Twenty stories in a first English translation, by the celebrated French novelist (Second Harvest, 1999, etc.), with an introduction by Henry Miller, in his day a fierce admirer.
Provence-born Giono (1895–1970) is probably best known in the US for his story “The Baker’s Wife,” made into a film in the 1930s. Although most of the pieces here, first published in France in 1932, are set in the hamlets and countryside of Provence, they bring us into a world that is dark, spiteful, and lugubrious: a world of hard-hearted peasants bent on squeezing the life out of their neighbors much as they squeeze oil from their olives.
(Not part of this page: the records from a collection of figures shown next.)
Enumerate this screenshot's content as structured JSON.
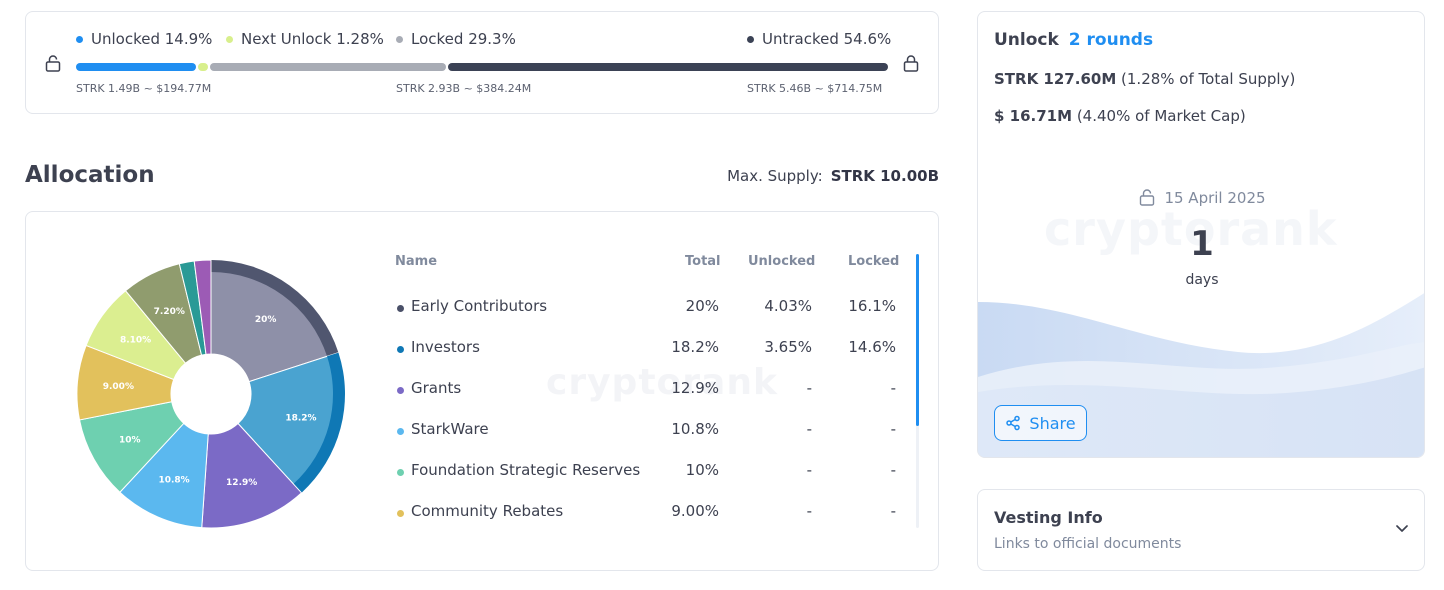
{
  "progress": {
    "legend": [
      {
        "label": "Unlocked 14.9%",
        "color": "#1f8ef1"
      },
      {
        "label": "Next Unlock 1.28%",
        "color": "#d8ef8c"
      },
      {
        "label": "Locked 29.3%",
        "color": "#a8acb5"
      },
      {
        "label": "Untracked 54.6%",
        "color": "#3b4255"
      }
    ],
    "segments": [
      {
        "name": "unlocked",
        "fraction": 0.149,
        "color": "#1f8ef1"
      },
      {
        "name": "next-unlock",
        "fraction": 0.0128,
        "color": "#d8ef8c"
      },
      {
        "name": "locked",
        "fraction": 0.293,
        "color": "#a8acb5"
      },
      {
        "name": "untracked",
        "fraction": 0.546,
        "color": "#3b4255"
      }
    ],
    "amounts": {
      "unlocked": "STRK 1.49B ~ $194.77M",
      "locked": "STRK 2.93B ~ $384.24M",
      "untracked": "STRK 5.46B ~ $714.75M"
    },
    "left_icon": "lock-open-icon",
    "right_icon": "lock-icon"
  },
  "allocation": {
    "title": "Allocation",
    "max_supply_label": "Max. Supply:",
    "max_supply_value": "STRK 10.00B",
    "watermark": "cryptorank",
    "columns": {
      "name": "Name",
      "total": "Total",
      "unlocked": "Unlocked",
      "locked": "Locked"
    },
    "rows": [
      {
        "name": "Early Contributors",
        "total": "20%",
        "unlocked": "4.03%",
        "locked": "16.1%",
        "color": "#4a5068"
      },
      {
        "name": "Investors",
        "total": "18.2%",
        "unlocked": "3.65%",
        "locked": "14.6%",
        "color": "#0f78b5"
      },
      {
        "name": "Grants",
        "total": "12.9%",
        "unlocked": "-",
        "locked": "-",
        "color": "#7b6ac6"
      },
      {
        "name": "StarkWare",
        "total": "10.8%",
        "unlocked": "-",
        "locked": "-",
        "color": "#5bb8ef"
      },
      {
        "name": "Foundation Strategic Reserves",
        "total": "10%",
        "unlocked": "-",
        "locked": "-",
        "color": "#6ed0b0"
      },
      {
        "name": "Community Rebates",
        "total": "9.00%",
        "unlocked": "-",
        "locked": "-",
        "color": "#e2c15c"
      }
    ]
  },
  "chart_data": {
    "type": "pie",
    "title": "",
    "slices": [
      {
        "label": "20%",
        "name": "Early Contributors",
        "value": 20,
        "color": "#8e90a8",
        "unlocked_color": "#50566f"
      },
      {
        "label": "18.2%",
        "name": "Investors",
        "value": 18.2,
        "color": "#4aa3d0",
        "unlocked_color": "#0f78b5"
      },
      {
        "label": "12.9%",
        "name": "Grants",
        "value": 12.9,
        "color": "#7b6ac6"
      },
      {
        "label": "10.8%",
        "name": "StarkWare",
        "value": 10.8,
        "color": "#5bb8ef"
      },
      {
        "label": "10%",
        "name": "Foundation Strategic Reserves",
        "value": 10,
        "color": "#6ed0b0"
      },
      {
        "label": "9.00%",
        "name": "Community Rebates",
        "value": 9.0,
        "color": "#e2c15c"
      },
      {
        "label": "8.10%",
        "name": "",
        "value": 8.1,
        "color": "#dbee90"
      },
      {
        "label": "7.20%",
        "name": "",
        "value": 7.2,
        "color": "#909c6e"
      },
      {
        "label": "",
        "name": "",
        "value": 1.8,
        "color": "#2a9a96"
      },
      {
        "label": "",
        "name": "",
        "value": 2.0,
        "color": "#9c5bb5"
      }
    ],
    "unlocked_share": [
      {
        "name": "Early Contributors",
        "unlocked": 4.03,
        "locked": 16.1
      },
      {
        "name": "Investors",
        "unlocked": 3.65,
        "locked": 14.6
      }
    ]
  },
  "unlock": {
    "label": "Unlock",
    "rounds": "2 rounds",
    "supply_strong": "STRK 127.60M",
    "supply_rest": "(1.28% of Total Supply)",
    "cap_strong": "$ 16.71M",
    "cap_rest": "(4.40% of Market Cap)",
    "date": "15 April 2025",
    "days": "1",
    "days_label": "days",
    "watermark": "cryptorank",
    "share_label": "Share",
    "date_icon": "lock-open-icon",
    "share_icon": "share-icon"
  },
  "vesting": {
    "title": "Vesting Info",
    "subtitle": "Links to official documents",
    "chevron_icon": "chevron-down-icon"
  }
}
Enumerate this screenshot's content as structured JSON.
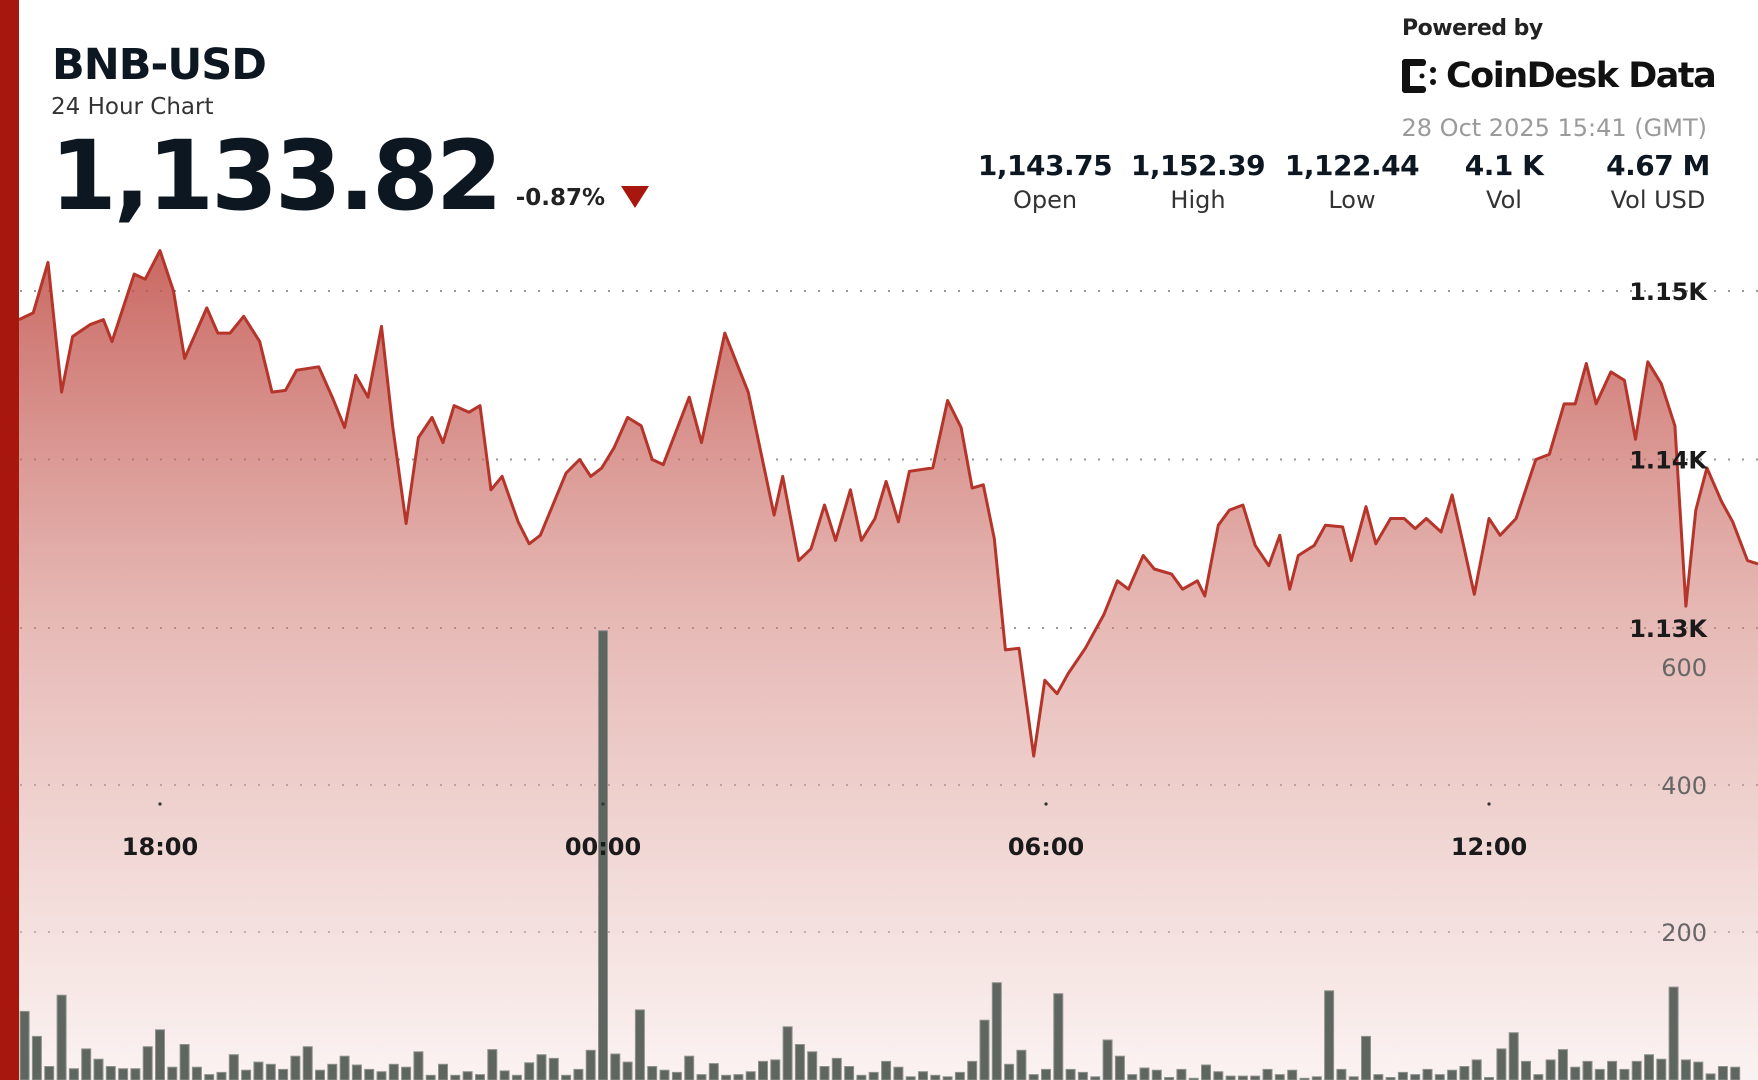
{
  "header": {
    "pair": "BNB-USD",
    "subtitle": "24 Hour Chart",
    "price": "1,133.82",
    "change": "-0.87%",
    "change_direction": "down",
    "powered_by": "Powered by",
    "brand": "CoinDesk Data",
    "timestamp": "28 Oct 2025 15:41 (GMT)"
  },
  "stats": [
    {
      "value": "1,143.75",
      "label": "Open"
    },
    {
      "value": "1,152.39",
      "label": "High"
    },
    {
      "value": "1,122.44",
      "label": "Low"
    },
    {
      "value": "4.1 K",
      "label": "Vol"
    },
    {
      "value": "4.67 M",
      "label": "Vol USD"
    }
  ],
  "colors": {
    "accent": "#a8170e",
    "line": "#b5352a",
    "fill": "#c0504d",
    "volume": "#5f655f"
  },
  "chart_data": {
    "type": "area",
    "x_ticks": [
      "18:00",
      "00:00",
      "06:00",
      "12:00"
    ],
    "price_ticks": [
      "1.15K",
      "1.14K",
      "1.13K"
    ],
    "price_tick_values": [
      1150,
      1140,
      1130
    ],
    "volume_ticks": [
      "600",
      "400",
      "200"
    ],
    "volume_tick_values": [
      600,
      400,
      200
    ],
    "grid": "dotted horizontal",
    "price": {
      "x": [
        "16:06",
        "16:17",
        "16:29",
        "16:40",
        "16:49",
        "17:03",
        "17:14",
        "17:21",
        "17:39",
        "17:48",
        "18:00",
        "18:11",
        "18:20",
        "18:38",
        "18:47",
        "18:57",
        "19:08",
        "19:21",
        "19:31",
        "19:42",
        "19:51",
        "20:09",
        "20:20",
        "20:30",
        "20:39",
        "20:49",
        "21:00",
        "21:09",
        "21:20",
        "21:30",
        "21:41",
        "21:50",
        "21:59",
        "22:11",
        "22:20",
        "22:29",
        "22:38",
        "22:51",
        "23:00",
        "23:09",
        "23:30",
        "23:41",
        "23:50",
        "23:59",
        "00:09",
        "00:20",
        "00:31",
        "00:40",
        "00:49",
        "01:10",
        "01:20",
        "01:39",
        "01:58",
        "02:19",
        "02:26",
        "02:39",
        "02:49",
        "03:00",
        "03:09",
        "03:21",
        "03:30",
        "03:41",
        "03:50",
        "04:00",
        "04:09",
        "04:28",
        "04:40",
        "04:51",
        "05:00",
        "05:09",
        "05:18",
        "05:27",
        "05:38",
        "05:50",
        "05:59",
        "06:09",
        "06:18",
        "06:32",
        "06:47",
        "06:58",
        "07:07",
        "07:19",
        "07:28",
        "07:42",
        "07:51",
        "08:03",
        "08:09",
        "08:20",
        "08:29",
        "08:40",
        "08:50",
        "09:01",
        "09:10",
        "09:18",
        "09:25",
        "09:38",
        "09:47",
        "10:01",
        "10:08",
        "10:20",
        "10:28",
        "10:40",
        "10:51",
        "11:00",
        "11:09",
        "11:21",
        "11:30",
        "11:39",
        "11:48",
        "12:00",
        "12:09",
        "12:22",
        "12:38",
        "12:49",
        "13:01",
        "13:10",
        "13:19",
        "13:27",
        "13:39",
        "13:50",
        "13:59",
        "14:09",
        "14:20",
        "14:31",
        "14:40",
        "14:48",
        "14:57",
        "15:09",
        "15:18",
        "15:30",
        "15:39"
      ],
      "y": [
        1148.3,
        1148.7,
        1151.7,
        1144.0,
        1147.3,
        1148.0,
        1148.3,
        1147.0,
        1151.0,
        1150.7,
        1152.4,
        1150.0,
        1146.0,
        1149.0,
        1147.5,
        1147.5,
        1148.5,
        1147.0,
        1144.0,
        1144.1,
        1145.3,
        1145.5,
        1143.7,
        1141.9,
        1145.0,
        1143.7,
        1147.9,
        1142.0,
        1136.2,
        1141.3,
        1142.5,
        1141.0,
        1143.2,
        1142.8,
        1143.2,
        1138.2,
        1139.0,
        1136.3,
        1135.0,
        1135.5,
        1139.2,
        1140.0,
        1139.0,
        1139.5,
        1140.7,
        1142.5,
        1142.0,
        1140.0,
        1139.7,
        1143.7,
        1141.0,
        1147.5,
        1144.0,
        1136.7,
        1139.0,
        1134.0,
        1134.7,
        1137.3,
        1135.2,
        1138.2,
        1135.2,
        1136.5,
        1138.7,
        1136.3,
        1139.3,
        1139.5,
        1143.5,
        1141.9,
        1138.3,
        1138.5,
        1135.3,
        1128.7,
        1128.8,
        1122.4,
        1126.9,
        1126.1,
        1127.3,
        1128.8,
        1130.8,
        1132.8,
        1132.3,
        1134.3,
        1133.5,
        1133.2,
        1132.3,
        1132.8,
        1131.9,
        1136.1,
        1137.0,
        1137.3,
        1134.9,
        1133.7,
        1135.5,
        1132.3,
        1134.3,
        1134.9,
        1136.1,
        1136.0,
        1134.0,
        1137.2,
        1135.0,
        1136.5,
        1136.5,
        1135.9,
        1136.5,
        1135.7,
        1137.9,
        1135.0,
        1132.0,
        1136.5,
        1135.5,
        1136.5,
        1140.0,
        1140.3,
        1143.3,
        1143.3,
        1145.7,
        1143.3,
        1145.2,
        1144.7,
        1141.2,
        1145.8,
        1144.5,
        1142.0,
        1131.3,
        1137.0,
        1139.5,
        1137.5,
        1136.3,
        1134.0,
        1133.8
      ]
    },
    "volume": {
      "x": [
        "16:00",
        "16:10",
        "16:20",
        "16:30",
        "16:40",
        "16:50",
        "17:00",
        "17:10",
        "17:20",
        "17:30",
        "17:40",
        "17:50",
        "18:00",
        "18:10",
        "18:20",
        "18:30",
        "18:40",
        "18:50",
        "19:00",
        "19:10",
        "19:20",
        "19:30",
        "19:40",
        "19:50",
        "20:00",
        "20:10",
        "20:20",
        "20:30",
        "20:40",
        "20:50",
        "21:00",
        "21:10",
        "21:20",
        "21:30",
        "21:40",
        "21:50",
        "22:00",
        "22:10",
        "22:20",
        "22:30",
        "22:40",
        "22:50",
        "23:00",
        "23:10",
        "23:20",
        "23:30",
        "23:40",
        "23:50",
        "00:00",
        "00:10",
        "00:20",
        "00:30",
        "00:40",
        "00:50",
        "01:00",
        "01:10",
        "01:20",
        "01:30",
        "01:40",
        "01:50",
        "02:00",
        "02:10",
        "02:20",
        "02:30",
        "02:40",
        "02:50",
        "03:00",
        "03:10",
        "03:20",
        "03:30",
        "03:40",
        "03:50",
        "04:00",
        "04:10",
        "04:20",
        "04:30",
        "04:40",
        "04:50",
        "05:00",
        "05:10",
        "05:20",
        "05:30",
        "05:40",
        "05:50",
        "06:00",
        "06:10",
        "06:20",
        "06:30",
        "06:40",
        "06:50",
        "07:00",
        "07:10",
        "07:20",
        "07:30",
        "07:40",
        "07:50",
        "08:00",
        "08:10",
        "08:20",
        "08:30",
        "08:40",
        "08:50",
        "09:00",
        "09:10",
        "09:20",
        "09:30",
        "09:40",
        "09:50",
        "10:00",
        "10:10",
        "10:20",
        "10:30",
        "10:40",
        "10:50",
        "11:00",
        "11:10",
        "11:20",
        "11:30",
        "11:40",
        "11:50",
        "12:00",
        "12:10",
        "12:20",
        "12:30",
        "12:40",
        "12:50",
        "13:00",
        "13:10",
        "13:20",
        "13:30",
        "13:40",
        "13:50",
        "14:00",
        "14:10",
        "14:20",
        "14:30",
        "14:40",
        "14:50",
        "15:00",
        "15:10",
        "15:20"
      ],
      "y": [
        48,
        92,
        58,
        17,
        114,
        14,
        41,
        27,
        17,
        14,
        14,
        44,
        67,
        16,
        47,
        16,
        6,
        9,
        33,
        12,
        23,
        20,
        13,
        31,
        44,
        12,
        20,
        31,
        19,
        13,
        10,
        20,
        16,
        37,
        5,
        20,
        5,
        10,
        6,
        40,
        11,
        5,
        22,
        33,
        28,
        5,
        13,
        39,
        610,
        34,
        23,
        94,
        17,
        12,
        9,
        31,
        6,
        21,
        5,
        6,
        10,
        24,
        26,
        71,
        47,
        37,
        17,
        28,
        17,
        5,
        9,
        24,
        16,
        3,
        10,
        5,
        3,
        9,
        24,
        80,
        131,
        20,
        39,
        6,
        13,
        116,
        13,
        9,
        3,
        53,
        31,
        6,
        15,
        12,
        2,
        13,
        1,
        19,
        10,
        4,
        4,
        4,
        13,
        6,
        12,
        1,
        3,
        120,
        13,
        3,
        58,
        6,
        2,
        9,
        6,
        13,
        6,
        12,
        17,
        26,
        2,
        41,
        63,
        24,
        6,
        26,
        40,
        16,
        24,
        13,
        24,
        13,
        24,
        33,
        27,
        125,
        26,
        23,
        7,
        17,
        16
      ]
    }
  }
}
In the title story, for example, two starving vagrants climb down into a dangerously ramshackle well to repair a parish priest’s water pump—only to be reimbursed with less money than it cost them to take the bus to his village. The poor farmer of “Fields” allows his wife to take in a boarder to make ends meet—and soon discovers that the man is her lover. The blind beggar of “The Hand” describes how he lost his sight inexplicably during a religious procession when he was 20—and how afterwards the village girls would grab his hand unexpectedly and place it down their blouses. In “Annette, or A Family Affair,” an old man who years earlier had allowed his niece to be sent to an orphanage when her parents died makes a point of going to visit the man who has hired her to work in his shop—so as to warn him that she grew up among bad characters and may be dishonest. Even the father of the bride is unable to work up much in the way of generosity: In “Philemon,” a man makes his daughter slaughter one of his pigs on the way to her own marriage.
Small offerings from a master. Like Faulkner, Giono takes us into an unpleasant world shot through with strange and unexpected beauty.